Stadtchefin Ursula Puchebner, SPÖ, tritt bei Gemeinderatswahl im Jänner erstmals an vorderster Spitze an

© /wolfgang atzenhofer

Chronik Niederösterreich
10/22/2014

"Bin eine glückliche Spitzenkandidatin"

Amstettens SPÖ-Bürgermeisterin Ursula Puchebner steht bei der Gemeindewahl vor nächster Bewährungsprobe.

von Wolfgang Atzenhofer

Ja, ich glaube, dass der Übergang nahtlos gelungen ist.“ Ursula Puchebner trat Ende 2012 die Nachfolge des SPÖ-Langzeitbürgermeisters Herbert Katzengruber an.

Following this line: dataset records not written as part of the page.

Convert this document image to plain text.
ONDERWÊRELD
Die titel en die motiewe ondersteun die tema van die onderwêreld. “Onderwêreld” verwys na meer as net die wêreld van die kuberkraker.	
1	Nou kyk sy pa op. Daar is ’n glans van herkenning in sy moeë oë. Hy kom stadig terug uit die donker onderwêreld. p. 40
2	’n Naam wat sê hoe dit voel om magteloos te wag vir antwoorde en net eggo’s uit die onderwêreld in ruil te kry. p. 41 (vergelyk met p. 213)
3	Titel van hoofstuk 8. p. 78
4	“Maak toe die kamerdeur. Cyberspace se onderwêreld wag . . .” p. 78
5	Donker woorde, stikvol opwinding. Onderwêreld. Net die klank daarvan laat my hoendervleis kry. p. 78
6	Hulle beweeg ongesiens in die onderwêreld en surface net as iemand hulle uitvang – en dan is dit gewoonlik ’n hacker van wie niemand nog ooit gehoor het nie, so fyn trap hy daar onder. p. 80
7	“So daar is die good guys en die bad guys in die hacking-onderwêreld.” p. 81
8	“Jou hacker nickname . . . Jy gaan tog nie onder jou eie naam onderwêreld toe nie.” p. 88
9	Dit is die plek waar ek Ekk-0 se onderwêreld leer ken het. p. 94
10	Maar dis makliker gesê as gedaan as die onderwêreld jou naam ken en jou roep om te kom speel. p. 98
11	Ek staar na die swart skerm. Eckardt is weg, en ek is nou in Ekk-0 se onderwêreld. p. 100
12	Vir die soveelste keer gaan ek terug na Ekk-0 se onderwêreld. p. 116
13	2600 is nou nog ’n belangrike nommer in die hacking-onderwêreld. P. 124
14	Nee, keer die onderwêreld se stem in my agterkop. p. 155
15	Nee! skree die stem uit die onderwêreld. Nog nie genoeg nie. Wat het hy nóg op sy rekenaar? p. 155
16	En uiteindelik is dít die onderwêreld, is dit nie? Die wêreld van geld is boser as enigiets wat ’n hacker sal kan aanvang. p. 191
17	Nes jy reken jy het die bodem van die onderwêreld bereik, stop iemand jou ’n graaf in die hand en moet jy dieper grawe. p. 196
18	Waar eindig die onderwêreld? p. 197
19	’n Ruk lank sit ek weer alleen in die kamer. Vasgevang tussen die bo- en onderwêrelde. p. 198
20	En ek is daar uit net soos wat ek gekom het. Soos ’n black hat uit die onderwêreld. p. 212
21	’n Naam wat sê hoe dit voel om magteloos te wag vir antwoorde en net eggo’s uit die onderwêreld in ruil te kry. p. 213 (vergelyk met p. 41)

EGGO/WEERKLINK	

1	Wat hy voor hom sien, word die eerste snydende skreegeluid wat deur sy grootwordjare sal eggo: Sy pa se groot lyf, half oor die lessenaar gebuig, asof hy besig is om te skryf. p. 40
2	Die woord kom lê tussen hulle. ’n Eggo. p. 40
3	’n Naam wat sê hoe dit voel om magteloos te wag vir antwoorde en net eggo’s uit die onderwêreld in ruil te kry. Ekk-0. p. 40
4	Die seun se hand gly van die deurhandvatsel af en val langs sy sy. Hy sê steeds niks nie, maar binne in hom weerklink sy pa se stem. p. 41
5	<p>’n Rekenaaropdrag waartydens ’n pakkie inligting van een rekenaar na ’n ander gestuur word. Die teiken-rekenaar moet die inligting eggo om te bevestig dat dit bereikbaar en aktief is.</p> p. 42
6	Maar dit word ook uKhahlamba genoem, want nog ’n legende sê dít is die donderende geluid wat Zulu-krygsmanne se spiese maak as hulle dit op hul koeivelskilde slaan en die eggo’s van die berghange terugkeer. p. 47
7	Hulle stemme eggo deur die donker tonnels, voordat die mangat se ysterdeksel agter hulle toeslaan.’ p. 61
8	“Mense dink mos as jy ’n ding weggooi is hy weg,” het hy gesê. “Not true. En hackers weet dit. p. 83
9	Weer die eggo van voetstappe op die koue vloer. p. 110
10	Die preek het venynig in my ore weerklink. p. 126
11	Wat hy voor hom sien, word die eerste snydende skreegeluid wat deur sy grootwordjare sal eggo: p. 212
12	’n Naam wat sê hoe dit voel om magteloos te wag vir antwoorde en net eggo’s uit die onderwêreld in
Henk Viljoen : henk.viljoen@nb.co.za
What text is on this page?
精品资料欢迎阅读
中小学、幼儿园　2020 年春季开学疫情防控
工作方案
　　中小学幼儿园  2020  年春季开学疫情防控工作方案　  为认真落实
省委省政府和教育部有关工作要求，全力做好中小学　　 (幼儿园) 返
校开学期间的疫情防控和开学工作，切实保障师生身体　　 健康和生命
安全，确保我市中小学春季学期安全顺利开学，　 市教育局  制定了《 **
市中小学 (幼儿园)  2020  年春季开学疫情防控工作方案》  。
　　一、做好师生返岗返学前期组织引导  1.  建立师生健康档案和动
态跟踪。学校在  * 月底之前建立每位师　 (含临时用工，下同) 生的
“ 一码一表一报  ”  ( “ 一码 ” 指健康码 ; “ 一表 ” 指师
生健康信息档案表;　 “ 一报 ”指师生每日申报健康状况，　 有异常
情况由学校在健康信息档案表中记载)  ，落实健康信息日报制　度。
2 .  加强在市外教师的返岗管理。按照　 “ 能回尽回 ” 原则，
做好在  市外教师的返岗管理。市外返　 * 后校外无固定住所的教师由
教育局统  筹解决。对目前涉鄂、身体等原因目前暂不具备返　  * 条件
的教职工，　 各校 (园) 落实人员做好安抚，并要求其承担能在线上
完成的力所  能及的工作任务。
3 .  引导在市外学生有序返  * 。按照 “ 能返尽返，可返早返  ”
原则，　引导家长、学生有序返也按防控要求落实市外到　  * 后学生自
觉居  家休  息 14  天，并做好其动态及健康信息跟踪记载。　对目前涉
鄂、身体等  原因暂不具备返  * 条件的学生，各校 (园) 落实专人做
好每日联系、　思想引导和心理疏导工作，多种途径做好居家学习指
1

Vom persönlichen Blickwinkel aus sei der Wechsel „sehr gut und positiv“ geschafft, beurteilt sie.
Als SPÖ-Bürgermeisterkandidatin für die anstehenden Gemeindewahlen von langer Hand fixiert, sagt sie: „Ich bin glücklich, Spitzenkandidatin sein zu dürfen.“
Zwar hätten die anderen Parteien am Beginn ihrer Amtszeit versucht, sie abzutesten und auszuhebeln. „Mittlerweile empfinde ich das Arbeitsklima aber als sehr gut. Der größte Teil aller Tagesordnungspunkte wird im Gemeinderat einstimmig beschlossen.“ Politisch hat der neuen Chefin die satte Mandatsmehrheit im Gemeinderat (SP hält 24 von 42 Sitzen) und ein loyales Kernteam den Rücken gestärkt. Sie selbst hat sich als SPÖ-Parteichefin zurückgezogen und sich damit mehr Spielraum verschafft.
Kuschelkurs ist im Rathaus trotzdem nicht angesagt. „Gegen gewisse politischen Haltungen werde ich mich immer wehren. Wenn jemand fortwährend das Frauenhaus oder die Frauenberatung attackiert, halte ich das für problematisch“, sagt Puchebner in Richtung FPÖ Amstetten.
Diplomatisch antwortet die Stadtchefin auf die Frage, ob das Rathaus mit ihrem Einzug weiblicher geworden ist? „Vielleicht gibt’s kleine Unterschiede zu früher. Ich liebe es, wenn im Advent auch im Rathaus ein großer Christbaum steht und auch für ein Glas Punsch mit allen Mitarbeitern am Tag vor Weihnachten soll Zeit sein“, sagt sie. Wenn an den Stammtischen über eine im Rathaus angebrochene Frauenherrschaft gewitzelt wird (Juristinnen führen das Stadtamt, mehrere Abteilungschefinnen, eine Vizebürgermeisterin, Anm. Red.) bleibt Puchebner gelassen: „Ich stehe voll dazu, habe das aber gar nicht beeinflusst. Beide Juristinnen im Stadtamt sind etwa schon vor meiner Zeit gekommen.“
Sachpolitisch hat Puchebner spontan etliche vollendete und laufende Prestigeprojekte an der Hand. Das Vorzeigeprojekt der multifunktionellen Zentralschule (19,5 Mio. Euro) wurde in ihrer Ära verwirklicht, der Zehn-Millionen-Umbau der Pölz-Halle ist zur Hälfte fertig. Stolz ist sie auf die Kindergartenoffensive: „Sieben unserer 13 Kindergärten sind neu. Der nächste Umbau am Krautberg ist schon geplant.“
ZukunftsbaustellenDie Bürgermeisterin kennt auch die Baustellen der Zukunft. Optimistisch beurteilt sie das Engagement und Wirken des neu installierten Citymanagements mit Sabine Hauger. Ihren Plan, gemeinsam mit den Hausbesitzern gegen die leeren Geschäfte in der City zu kämpfen, unterstützt Puchebner.
Beim Dauerbrenner Verkehr sieht Puchebner Handlungsbedarf bei der Parksituation rund um den Bahnhof. „Wir müssen auch schon im neuen Parkhaus immer öfter gegen illegale Parker einschreiten.“ Im Öffi-Verkehr habe sich das neue System mit Anrufsammeltaxis neben den Bussen bewährt.
Zum Budget der Stadt? „Unsere Pro-Kopf-Verschuldung verringert sich, aber wir müssen vorsichtig bleiben“, erklärt Puchebner. Neben Großbauten (FF-Hausmening, Jugendzentrum, Pölz-Halle) taucht am Horizont die Sanierung des Naturbad-Komplexes als geldgieriges Gespenst auf.